Lemmie wrote:Here is my actual comment addressing this, prior to that last sentence you quoted:
So if individual factors, NOT captured by the statistics, are the "driving determinants" of success, then the only way that IQ could still have "the most predictive power" would be if those individual factors WERE correlated with IQ. But the main argument of these outliers, if I am reading you correctly, was that these individual factors were NOT correlated with IQ. So, which is it? IQ predicts? Or individual factors predict? Or is it that the authors are carefully asserting no individual is being talked about here, but their analysis still holds for groups and averages, hence EA's "exaggerated relationship" comment?
Analytics wrote:I only have a minute, but I'll try to answer this. The idea is that IQ has the most predictive power of the variables we have been able to study. Individuals do better or worse than what the prediction based solely on IQ predicts. On average however, IQ does a good job of predicting.
Why do some people do better than the prediction and others do worse? Presumably there is a reason. Or maybe it's just luck. Or both? The whole concept of predictive analytics and big data is to expand the scope of analysis, bring in more factors, look at other model forms, and make better predictions. The fact that the model has room for improvement doesn't invalidate the statistical relationships that it does explain.
Whether it "exaggerates" the relationship is a subjective claim, one that I'm not sure I agree with and don't know how to address.
Does that help?
Who is it that you think is asking for
help? That's twice now. Just weird.

I'm not asking for
help, I am registering some serious reservations regarding your the assessment of the statistical work you are reviewing.

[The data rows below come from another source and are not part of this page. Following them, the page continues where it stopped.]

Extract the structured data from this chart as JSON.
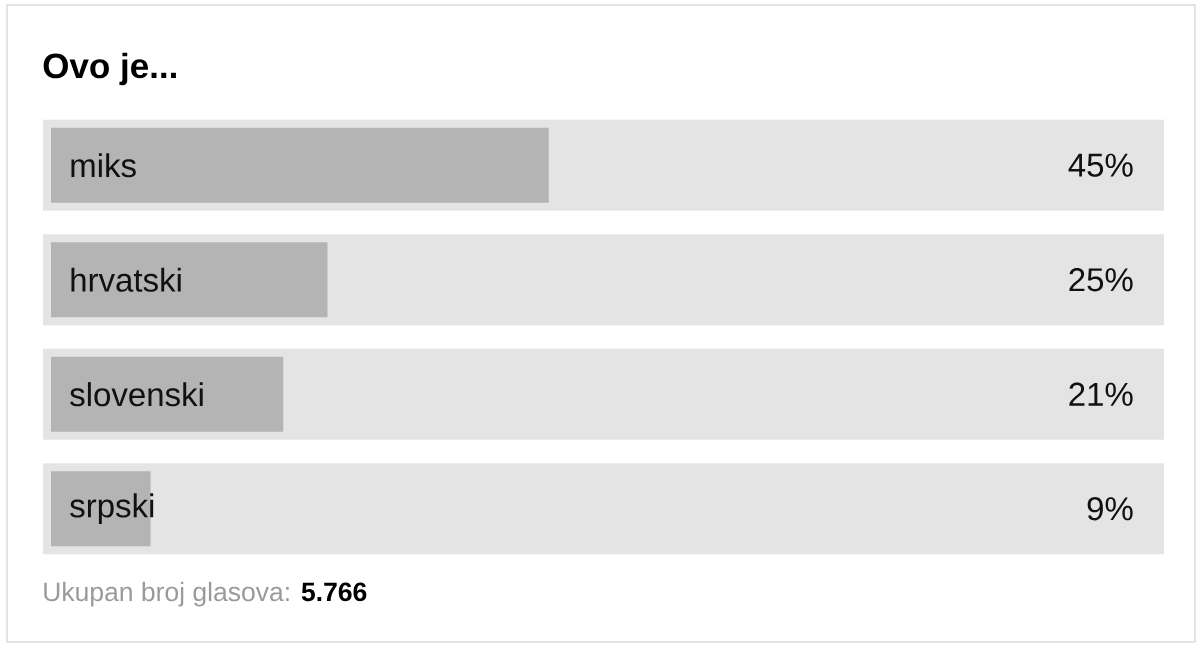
{
  "chart_data": {
    "type": "bar",
    "orientation": "horizontal",
    "title": "Ovo je...",
    "categories": [
      "miks",
      "hrvatski",
      "slovenski",
      "srpski"
    ],
    "values": [
      45,
      25,
      21,
      9
    ],
    "value_labels": [
      "45%",
      "25%",
      "21%",
      "9%"
    ],
    "color": "#b4b4b4",
    "tick_labels": "y",
    "annotations": [
      "Ukupan broj glasova: **5.766**"
    ]
  }
}
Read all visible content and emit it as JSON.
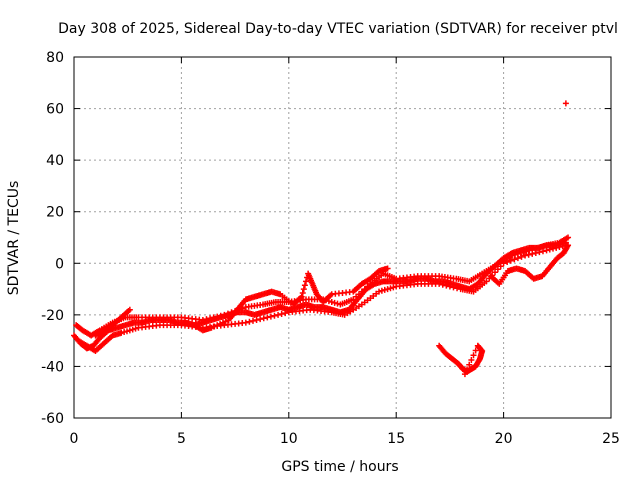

You say "presumably there is a reason" the model fails for some, but you don't seem to understand that if the statistical analysis is not set up correctly by the humans it will fail--not because the principles of statistical analysis are weak, but because the set up has errors!
And your italicized part "
of the variables we have been able to study," does not make sense. There are a myriad of variables and data available, and in your example, the authors chose TWO, found a MODEST relationship, with an extremely large number of unexplained data points, and then made sweeping, unsupported conclusions.
A wrote:The fact that the model has room for improvement doesn't invalidate the statistical relationships that it does explain.
Actually, yes it does. If the model is not properly capturing the relationship, then the incorrect statistical relationships it IS producing are indeed invalidated.
A wrote:Whether it "exaggerates" the relationship is a subjective claim, one that I'm not sure I agree with and don't know how to address.
No, the way you've presented the stats it's an objective issue that CAN be addressed by evaluating the robustness of the inputs into the statistical model compared to using other, apparently unevaluated independent variables, and the relative strength of the resulting statistical relationships.
What I'm seeing from your summary and excerpts is that the authors have engaged in some extremely weak and unreliable statistical analysis, which they are then using to unjustifiably support their conclusions. I don't have the confidence you do that they are accurately portraying the situation; in my opinion you are taking their work at face value without adequately considering and understanding the statistical issues.